Figura 17. Exemplo de helicoidal triplo. O modelo presume que os outputs de cada subsistema (tempo 1), alimentam os demais subsistemas em um tempo subsequente.

Fonte: Adaptada de (http://www.quia.com/jg/1165527list.html)

Complementarmente à ideia da helicoidal tripla, destacamos que a condição temporal de cada um dos subsistemas pode ser entendida de maneira distinta. Reconhecemos o papel importante prestado pela cronologia nas relações de dependência entre os subsistemas (da Figura 17, mudanças em T1, que geram efeitos em T2, que geram

efeitos em T3, etc.), entretanto, assumimos que as velocidades de transformação das condições de oferta e demanda são diferentes para cada um dos subsistemas. Estas transformações são continuas, mas, se pudéssemos discretizar estes processos (nos vários ciclos decisórios de cada subsistema), veríamos que as unidades de transformação associadas aos três subsistemas ocorrem em tempos distintos, alimentam e são alimentados em ritmos diferentes, para cada tipo de relação. Segundo a literatura (WEGENER e FÜRST, 1999) poderíamos distinguir alguns processos que apresentam velocidades de transformação distintas. São eles, as mudanças infraestruturais (redes de transporte, padrões construtivos do solo urbano) que mudam muito lentamente, mudanças nas ocupações do espaço construído (residências, pontos comerciais, etc.) que são lentos, relações de empregabilidade, padrões populacionais especializados que podem mudar mais rapidamente, e as transformações dos transporte de bens e de pessoas e suas condições de funcionamento (congestionamentos ou mudanças de demanda por deslocamentos) que são os mais rápidos processos, transformando-se quase de imediato.
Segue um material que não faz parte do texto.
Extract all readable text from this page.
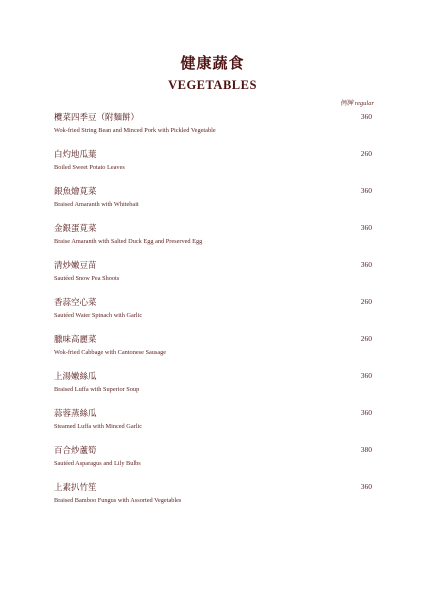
健康蔬食
VEGETABLES
例牌 regular
欖菜四季豆（附麵餅）
Wok-fried String Bean and Minced Pork with Pickled Vegetable
360
白灼地瓜葉
Boiled Sweet Potato Leaves
260
銀魚燴莧菜
Braised Amaranth with Whitebait
360
金銀蛋莧菜
Braise Amaranth with Salted Duck Egg and Preserved Egg
360
清炒嫩豆苗
Sautéed Snow Pea Shoots
360
香蒜空心菜
Sautéed Water Spinach with Garlic
260
臘味高麗菜
Wok-fried Cabbage with Cantonese Sausage
260
上湯嫩絲瓜
Braised Luffa with Superior Soup
360
蒜蓉蒸絲瓜
Steamed Luffa with Minced Garlic
360
百合炒蘆筍
Sautéed Asparagus and Lily Bulbs
380
上素扒竹笙
Braised Bamboo Fungus with Assorted Vegetables
360
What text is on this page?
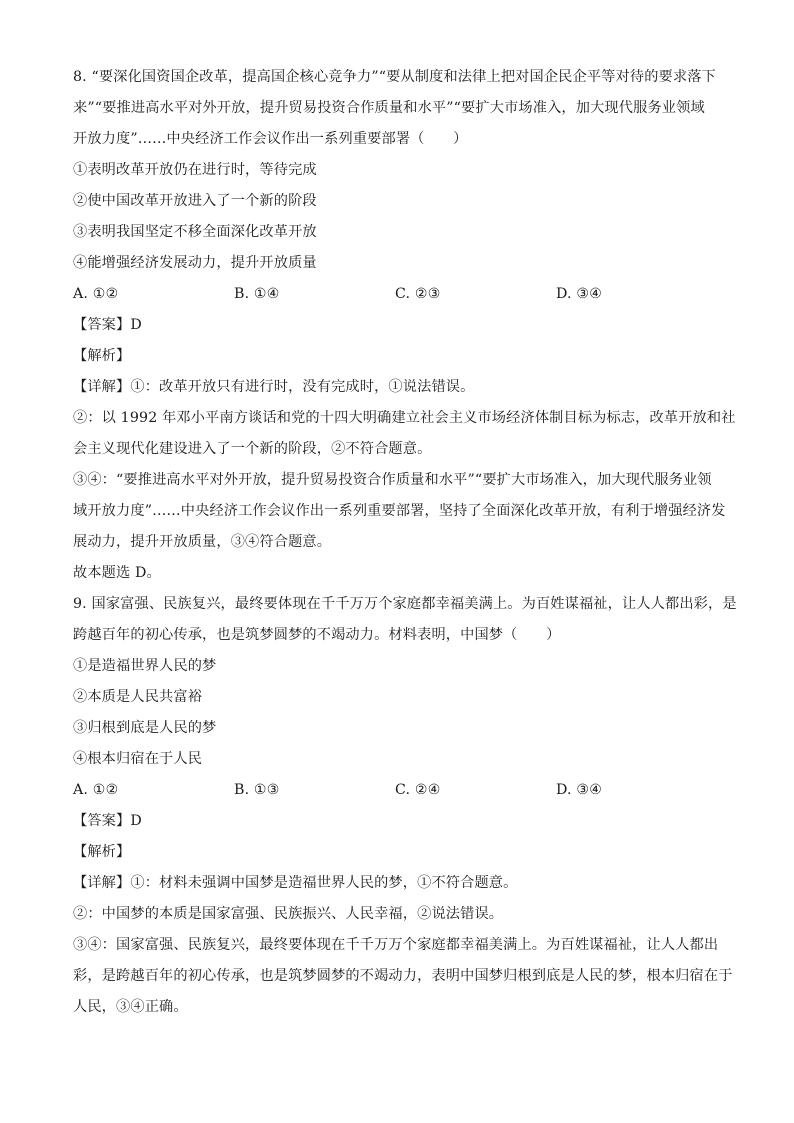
8. “要深化国资国企改革，提高国企核心竞争力”“要从制度和法律上把对国企民企平等对待的要求落下
来”“要推进高水平对外开放，提升贸易投资合作质量和水平”“要扩大市场准入，加大现代服务业领域
开放力度”……中央经济工作会议作出一系列重要部署（　　）
①表明改革开放仍在进行时，等待完成
②使中国改革开放进入了一个新的阶段
③表明我国坚定不移全面深化改革开放
④能增强经济发展动力，提升开放质量
A. ①②	B. ①④	C. ②③	D. ③④
【答案】D
【解析】
【详解】①：改革开放只有进行时，没有完成时，①说法错误。
②：以 1992 年邓小平南方谈话和党的十四大明确建立社会主义市场经济体制目标为标志，改革开放和社
会主义现代化建设进入了一个新的阶段，②不符合题意。
③④：“要推进高水平对外开放，提升贸易投资合作质量和水平”“要扩大市场准入，加大现代服务业领
域开放力度”……中央经济工作会议作出一系列重要部署，坚持了全面深化改革开放，有利于增强经济发
展动力，提升开放质量，③④符合题意。
故本题选 D。
9. 国家富强、民族复兴，最终要体现在千千万万个家庭都幸福美满上。为百姓谋福祉，让人人都出彩，是
跨越百年的初心传承，也是筑梦圆梦的不竭动力。材料表明，中国梦（　　）
①是造福世界人民的梦
②本质是人民共富裕
③归根到底是人民的梦
④根本归宿在于人民
A. ①②	B. ①③	C. ②④	D. ③④
【答案】D
【解析】
【详解】①：材料未强调中国梦是造福世界人民的梦，①不符合题意。
②：中国梦的本质是国家富强、民族振兴、人民幸福，②说法错误。
③④：国家富强、民族复兴，最终要体现在千千万万个家庭都幸福美满上。为百姓谋福祉，让人人都出
彩，是跨越百年的初心传承，也是筑梦圆梦的不竭动力，表明中国梦归根到底是人民的梦，根本归宿在于
人民，③④正确。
Uma segunda limitação é que este modelo não reconhece influências diretas dos diversos subsistemas sobre as decisões de oferta. Isto significa que decisões de alteração na oferta da rede de transportes são exclusivamente influenciadas pelos resultados das relações de desequilíbrio internos do subsistema de transportes. Não temos indícios para crer que a interpretação da influência indireta seja insuficiente, já que as influências que recaem sobre as decisões de oferta são advindas da interpretação de desempenho do subsistema em foco. Este desempenho, dentro da modelagem proposta, é resultado direto dos desequilíbrios oferta/demanda, onde a demanda é diretamente afetada pelas relações complexas entre subsistemas.

A última limitação da representação é referente à utilização do termo acessibilidade para designar a medida de desempenho, ou output do subsistema de transportes. Acreditamos em um significado mais amplo do termo, onde podem ser incorporados os valores referentes ao desempenho dos demais subsistemas. Por motivos de comunicação continuaremos utilizando o termo acessibilidade no modelo, seguindo a terminologia da literatura especializada, que associa acessibilidade mais diretamente ao desempenho do subsistema de transportes, entretanto um novo entendimento será introduzido. As questões relativas a medidas de acessibilidade serão tema de discussão mais aprofundada, a ser desenvolvida na seção subsequente deste documento.